Il Mag. Gen. J. Marcus Hicks, comandante in pensione delle forze per le operazioni speciali statunitensi in Africa, ha affermato in una e-mail che un improvviso ritiro americano dalla Somalia e da altri punti caldi “minerebbe la nostra sicurezza, danneggerebbe la nostra capacità di guidare a livello internazionale e rafforzerebbe i nostri avversari. “

Il generale Hicks ha aggiunto che un brusco ritiro promuoverà anche gli interessi di paesi come Russia, Cina e Iran, che hanno tutti ampliato i loro interessi militari, diplomatici e commerciali in Africa, spesso a scapito degli interessi americani.

Come per la riduzione delle truppe in Iraq e in Afghanistan, il ritiro proposto in Somalia viene effettuato senza consultare i consiglieri dell’amministrazione Biden entrante. Il presidente eletto Joseph R. Biden Jr. ha segnalato il suo interesse a ritirare le truppe statunitensi all’estero, ma non necessariamente al ritmo accelerato e con una consultazione così scarsa con gli alleati come ha ordinato il presidente Trump.

Alcuni osservatori, tra cui un alto funzionario dell’amministrazione Trump che ha parlato in condizioni di anonimato, hanno notato che un’amministrazione Biden potrebbe ordinare ad alcune o tutte le truppe e le loro attrezzature di tornare in Somalia subito dopo l’insediamento.

Anche se l’esercito degli Stati Uniti ha lasciato la Somalia dopo i ribelli abbatté due elicotteri americani Black Hawk nel 1993, uccidendo 18 soldati, da allora è tornato, finanziando progetti di stabilizzazione, contrastando gruppi terroristici come Al Shabab e ristabilendo una presenza diplomatica nella capitale nel 2018.

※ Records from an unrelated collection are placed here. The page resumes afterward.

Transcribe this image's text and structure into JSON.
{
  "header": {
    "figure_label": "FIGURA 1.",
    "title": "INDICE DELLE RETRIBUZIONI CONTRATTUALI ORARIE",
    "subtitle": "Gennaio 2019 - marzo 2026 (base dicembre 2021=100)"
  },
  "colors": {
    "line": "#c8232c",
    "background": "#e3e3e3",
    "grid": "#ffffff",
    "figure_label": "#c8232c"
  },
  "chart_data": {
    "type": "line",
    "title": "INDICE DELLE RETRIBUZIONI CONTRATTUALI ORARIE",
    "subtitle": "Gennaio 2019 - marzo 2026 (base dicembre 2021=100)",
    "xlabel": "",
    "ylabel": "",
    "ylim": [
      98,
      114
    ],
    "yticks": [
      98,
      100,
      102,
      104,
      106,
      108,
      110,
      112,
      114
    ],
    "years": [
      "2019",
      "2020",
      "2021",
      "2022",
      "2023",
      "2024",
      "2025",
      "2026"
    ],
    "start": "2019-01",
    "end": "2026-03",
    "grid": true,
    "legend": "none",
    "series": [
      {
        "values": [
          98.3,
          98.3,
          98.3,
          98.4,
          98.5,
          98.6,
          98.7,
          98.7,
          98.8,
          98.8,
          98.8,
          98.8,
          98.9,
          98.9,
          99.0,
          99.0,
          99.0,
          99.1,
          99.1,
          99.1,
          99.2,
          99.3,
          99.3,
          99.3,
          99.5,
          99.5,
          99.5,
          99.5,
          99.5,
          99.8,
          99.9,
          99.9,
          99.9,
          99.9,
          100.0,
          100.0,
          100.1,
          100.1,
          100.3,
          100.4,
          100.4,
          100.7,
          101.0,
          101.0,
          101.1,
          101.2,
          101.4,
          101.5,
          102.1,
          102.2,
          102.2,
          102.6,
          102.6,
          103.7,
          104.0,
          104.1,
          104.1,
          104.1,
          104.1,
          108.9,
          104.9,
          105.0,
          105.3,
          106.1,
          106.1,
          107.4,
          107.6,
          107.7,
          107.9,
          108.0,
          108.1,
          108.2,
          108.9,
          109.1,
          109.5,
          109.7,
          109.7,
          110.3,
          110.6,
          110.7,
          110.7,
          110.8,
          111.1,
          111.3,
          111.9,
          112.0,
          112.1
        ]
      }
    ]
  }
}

“Penso chiaramente che probabilmente inizieremo a vedere l’America tornare di nuovo perché Al-Shabaab è in ripresa”, ha detto il signor Abdi, il ricercatore, in un’intervista telefonica. “Questo è un paese strategico e non c’è modo che l’America possa abbandonare la Somalia”.

Ma i funzionari del Congresso dicono che l’ottica del signor Biden che rimanda le truppe in Somalia – non importa i meriti – sarebbe politicamente pericolosa, specialmente con l’ala progressista del Partito Democratico.